Map + Batch Scrape Workflow
The most common pattern is to map a site, filter the URLs, and then send them to batch scrape:
Map the site
Call POST /api/v1/map to discover all URLs. Cost: 1 credit.
Filter client-side
Apply your own logic to select which URLs to scrape. Filter by URL pattern, depth, metadata, or relevance score.
Batch scrape
Send the filtered URL list to POST /api/v1/batch for parallel processing. You pay per URL scraped, not per URL discovered.
Full Python Workflow
import alterlab
import time
client = alterlab.AlterLab(api_key="your_api_key")
# Step 1: Map the site (1 credit)
site_map = client.map(
"https://store.com",
max_pages=500,
include_patterns=["/products/*"],
include_metadata=True,
)
print(f"Discovered {site_map['total_urls']} product URLs")
# Step 2: Filter client-side
# Only scrape products updated in the last 30 days
from datetime import datetime, timedelta, timezone
cutoff = datetime.now(timezone.utc) - timedelta(days=30)
recent_urls = []
for u in site_map["urls"]:
modified = u.get("metadata", {}).get("last_modified")
if modified:
mod_date = datetime.fromisoformat(modified.replace("Z", "+00:00"))
if mod_date > cutoff:
recent_urls.append(u["url"])
print(f"Filtered to {len(recent_urls)} recently updated products")
# Step 3: Batch scrape the filtered URLs
if recent_urls:
batch = client.batch_scrape(
urls=[
{"url": u, "formats": ["json"], "extraction_schema": {
"type": "object",
"properties": {
"name": {"type": "string"},
"price": {"type": "number"},
"in_stock": {"type": "boolean"},
},
}}
for u in recent_urls[:100] # Max 100 per batch
],
)
print(f"Batch {batch['batch_id']} submitted")
# Poll for results
while True:
status = client.get_batch_status(batch["batch_id"])
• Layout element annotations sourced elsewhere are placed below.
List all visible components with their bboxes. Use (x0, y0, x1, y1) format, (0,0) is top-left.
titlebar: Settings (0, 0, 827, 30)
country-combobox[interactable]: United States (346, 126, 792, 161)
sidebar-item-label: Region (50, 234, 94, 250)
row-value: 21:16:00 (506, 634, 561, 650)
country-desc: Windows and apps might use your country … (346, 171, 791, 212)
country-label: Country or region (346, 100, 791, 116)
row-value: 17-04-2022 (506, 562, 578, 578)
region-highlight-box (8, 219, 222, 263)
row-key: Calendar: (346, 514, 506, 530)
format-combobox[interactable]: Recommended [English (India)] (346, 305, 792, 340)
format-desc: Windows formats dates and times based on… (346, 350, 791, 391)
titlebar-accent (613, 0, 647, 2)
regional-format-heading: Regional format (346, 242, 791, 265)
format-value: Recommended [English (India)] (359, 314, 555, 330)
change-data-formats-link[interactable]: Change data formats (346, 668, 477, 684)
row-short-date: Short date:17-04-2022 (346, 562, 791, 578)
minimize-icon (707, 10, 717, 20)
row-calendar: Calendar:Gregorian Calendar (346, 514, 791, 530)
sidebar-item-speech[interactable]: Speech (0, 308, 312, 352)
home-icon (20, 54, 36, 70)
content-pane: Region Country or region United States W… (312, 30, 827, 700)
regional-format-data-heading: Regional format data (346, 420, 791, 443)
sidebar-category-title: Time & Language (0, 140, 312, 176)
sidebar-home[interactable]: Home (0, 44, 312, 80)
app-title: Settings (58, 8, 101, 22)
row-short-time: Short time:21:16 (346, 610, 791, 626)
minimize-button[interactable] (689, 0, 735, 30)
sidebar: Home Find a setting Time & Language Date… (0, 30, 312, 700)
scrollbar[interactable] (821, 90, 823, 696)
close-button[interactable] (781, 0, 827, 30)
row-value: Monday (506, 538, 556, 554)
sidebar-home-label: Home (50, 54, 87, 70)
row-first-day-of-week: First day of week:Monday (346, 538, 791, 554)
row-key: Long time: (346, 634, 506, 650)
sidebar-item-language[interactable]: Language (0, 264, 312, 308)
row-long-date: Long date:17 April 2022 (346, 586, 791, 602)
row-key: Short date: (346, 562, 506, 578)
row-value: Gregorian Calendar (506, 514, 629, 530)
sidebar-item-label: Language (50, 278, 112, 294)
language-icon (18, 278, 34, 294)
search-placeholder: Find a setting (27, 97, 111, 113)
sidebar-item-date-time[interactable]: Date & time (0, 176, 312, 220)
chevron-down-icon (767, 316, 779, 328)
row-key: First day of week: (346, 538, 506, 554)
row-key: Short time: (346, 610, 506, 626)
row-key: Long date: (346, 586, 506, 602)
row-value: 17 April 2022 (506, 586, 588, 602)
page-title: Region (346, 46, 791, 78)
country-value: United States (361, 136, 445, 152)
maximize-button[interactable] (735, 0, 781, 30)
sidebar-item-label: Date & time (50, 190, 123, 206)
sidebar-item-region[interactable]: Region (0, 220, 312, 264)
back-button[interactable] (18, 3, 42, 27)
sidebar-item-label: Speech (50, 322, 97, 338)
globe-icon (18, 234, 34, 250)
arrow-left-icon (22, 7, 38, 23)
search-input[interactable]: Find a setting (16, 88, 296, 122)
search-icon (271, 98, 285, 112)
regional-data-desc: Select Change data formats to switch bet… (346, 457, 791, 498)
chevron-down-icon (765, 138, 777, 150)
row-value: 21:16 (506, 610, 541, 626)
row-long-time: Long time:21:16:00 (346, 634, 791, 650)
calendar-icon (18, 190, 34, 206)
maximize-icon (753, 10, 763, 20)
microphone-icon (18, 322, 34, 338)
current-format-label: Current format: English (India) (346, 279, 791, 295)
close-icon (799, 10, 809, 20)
if status["status"] != "processing":
break
time.sleep(2)
for item in status["items"]:
if item["status"] == "succeeded":
data = item["result"].get("json", {})
print(f" {data.get('name')}: ${data.get('price')}")Full Node.js Workflow
import AlterLab from "@alterlab/sdk";
const client = new AlterLab({ apiKey: "your_api_key" });
// Step 1: Map the site (1 credit)
const siteMap = await client.map("https://store.com", {
maxPages: 500,
includePatterns: ["/products/*"],
includeMetadata: true,
});
console.log(`Discovered ${siteMap.totalUrls} product URLs`);
// Step 2: Filter client-side
const cutoff = new Date(Date.now() - 30 * 24 * 60 * 60 * 1000);
const recentUrls = siteMap.urls
.filter((u) => {
const modified = u.metadata?.lastModified;
return modified && new Date(modified) > cutoff;
})
.map((u) => u.url);
console.log(`Filtered to ${recentUrls.length} recently updated products`);
// Step 3: Batch scrape the filtered URLs
if (recentUrls.length > 0) {
const batch = await client.batchScrape({
urls: recentUrls.slice(0, 100).map((url) => ({
url,
formats: ["json"],
extractionSchema: {
type: "object",
properties: {
name: { type: "string" },
price: { type: "number" },
inStock: { type: "boolean" },
},
},
})),
});
console.log(`Batch ${batch.batchId} submitted`);
// Poll for results
let status;
do {
await new Promise((r) => setTimeout(r, 2000));
status = await client.getBatchStatus(batch.batchId);
} while (status.status === "processing");
for (const item of status.items) {
if (item.status === "succeeded") {
const data = item.result?.json ?? {};
console.log(` ${data.name}: $${data.price}`);
}
}
}Tips & Best Practices
- Start small. Use
max_pages: 50to quickly check URL patterns before running a full map. - Use include_patterns server-side. Filtering during the crawl keeps your response small. Client-side filtering still works but transfers more data.
- Enable metadata selectively.
include_metadataincreases response time because the crawler must fetch each page's HTML. Skip it for initial exploration. - Compare discovery methods. Run map once with links and once with
sitemap: trueto find pages that only appear in one source. - Respect robots.txt. The default is
respect_robots: true. Only disable it if you have explicit permission from the site owner. - Cache map results. Site structures do not change often. Map once, save the URL list, and re-scrape from that list on a schedule.